Bis heute ist unklar, warum Melchior seine Bühnenkarriere im Februar 1950 abrupt beendete. Berichte, seine Stimme habe deutlich an Strahlkraft verloren, gehen offenbar auf eine gezielte Desinformation des damaligen "Met"-Intendanten Rudolf Bing zurück. Die vorletzte "Lohengrin"-Aufführung ist auf Tonträger festgehalten – die Stimme des 59-jährigen Tenors klingt dort frisch und strahlend.4)

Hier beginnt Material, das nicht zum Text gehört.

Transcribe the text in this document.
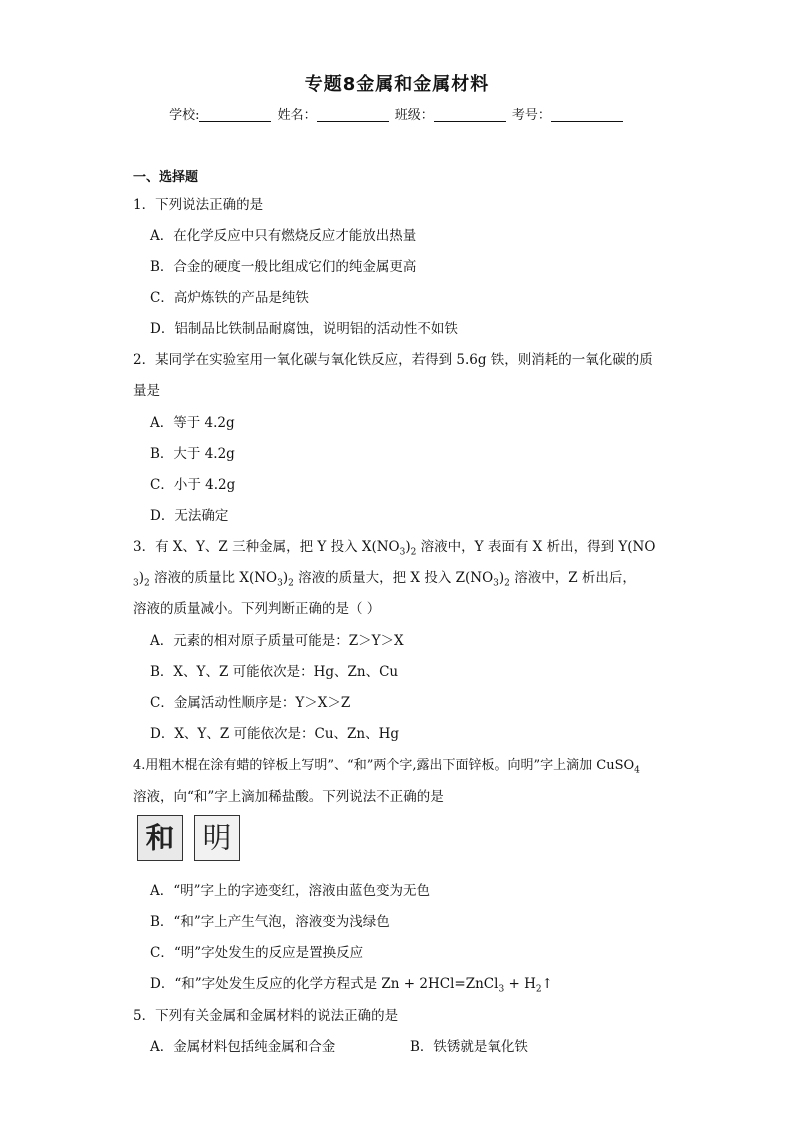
专题8金属和金属材料
学校:	姓名：	班级：	考号：
一、选择题
1．下列说法正确的是
A．在化学反应中只有燃烧反应才能放出热量
B．合金的硬度一般比组成它们的纯金属更高
C．高炉炼铁的产品是纯铁
D．铝制品比铁制品耐腐蚀，说明铝的活动性不如铁
2．某同学在实验室用一氧化碳与氧化铁反应，若得到 5.6g 铁，则消耗的一氧化碳的质
量是
A．等于 4.2g
B．大于 4.2g
C．小于 4.2g
D．无法确定
3．有 X、Y、Z 三种金属，把 Y 投入 $X(NO_3)_2$ 溶液中，Y 表面有 X 析出，得到 Y(NO
$_3)_2$ 溶液的质量比 $X(NO_3)_2$ 溶液的质量大，把 X 投入 $Z(NO_3)_2$ 溶液中，Z 析出后，
溶液的质量减小。下列判断正确的是（ ）
A．元素的相对原子质量可能是：Z＞Y＞X
B．X、Y、Z 可能依次是：Hg、Zn、Cu
C．金属活动性顺序是：Y＞X＞Z
D．X、Y、Z 可能依次是：Cu、Zn、Hg
4.用粗木棍在涂有蜡的锌板上写明”、“和”两个字,露出下面锌板。向明”字上滴加 CuSO$_4$
溶液，向“和”字上滴加稀盐酸。下列说法不正确的是
和 明
A．“明”字上的字迹变红，溶液由蓝色变为无色
B．“和”字上产生气泡，溶液变为浅绿色
C．“明”字处发生的反应是置换反应
D．“和”字处发生反应的化学方程式是 Zn + 2HCl=ZnCl$_3$ + $H_2↑$
5．下列有关金属和金属材料的说法正确的是
A．金属材料包括纯金属和合金	B．铁锈就是氧化铁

Die Statistik Melchiors, die kursiert, ist atemberaubend, auch wenn anzunehmen ist, dass nicht alle Zahlen stimmen (weil manche in zwei Versionen existieren). Sei dem wie es sei: Als Melchior sich am 2. Februar 1950 als "Lohengrin" von der Bühne der Met und allen anderen Bühnen für immer verabschiedete, da war der Manager Rudolf Bing heilfroh. Für ihn war Melchior schon 1939, als er zum erstenmal die Met besuchte, nur noch ein wandelndes rotes Plüschsofa als "Tannhäuser", und als Bing sein Regiment antrat, fand er Melchior entsetzlich dick und gealtert (wenn man die Photos vom letzten Lohengrin anschaut, wird man Bing nicht ganz unrecht geben können); ihm war auch ein Dorn im Auge, dass Melchior zu den Proben nicht mehr erschien und erklärte, falls ein Dirigent glaube, ihm noch etwas beibringen zu können, solle er sich bei ihm einen Termin geben lassen (so lautet jedenfalls die Version Bings). Nun aber die Statistik: 106mal "Lohengrin", 81mal "Parsifal", 144mal "Tannhäuser", 223mal (!) "Tristan" (den andere kaum zehnmal überstehen), 183mal "Siegmund", 128mal "Siegfried" in "Siegfried", 107mal "Siegfried" in der "Götterdämmerung" – fast 1000 Wagner-Vorstellungen zusammen. Darüber hinaus ein schmales Repertoire, dennoch breiter, als mancher wohl vermutet, und breiter als das mancher prominenter Wagner-Sänger von heute: 31mal "Otello", 25mal "Radames", 21mal "Canio", elfmal "Jean de Leyde", die Hauptrolle in Meyerbeers "Prophète", neunmal "Florestan", fünfmal "Turridu" und dreimal "Samson".5)
  
Melchior als "Radames" Melchior als "Siegfried" Melchior als "Tristan"
Melchior als "Radames" Melchior als "Siegfried" Melchior als "Tristan"
Fotos: Mit freundlicher Genehmigung von www.cantabile-subito.de
Urheberschaft unbekannt
  
Gastspielreisen führten den Tenor im Verlaufe seiner Karriere an alle bedeutenden Opernhäuser weltweit, in Deutschland wurde er in Hamburg, München oder Berlin bewundert, ebenso wie in San Francisco, Chicago oder Buenos Aires. Zahlreiche Schallplatten, die er vornehmlich in den Jahren zwischen 1925 und 1945 einspielte, zeugen noch heute von der enormen Ausdruckskraft des Sängers. Nach seinem Abschied von der Opernbühne setzte er seine musikalischen Aktivitäten in Amerika unter anderem in populären Rundfunksendungen wie der "Fred Allen Show" oder mit Fernsehauftritten fort, übernahm auch schon mal ein Engagement in einem renommierten Nachtclub.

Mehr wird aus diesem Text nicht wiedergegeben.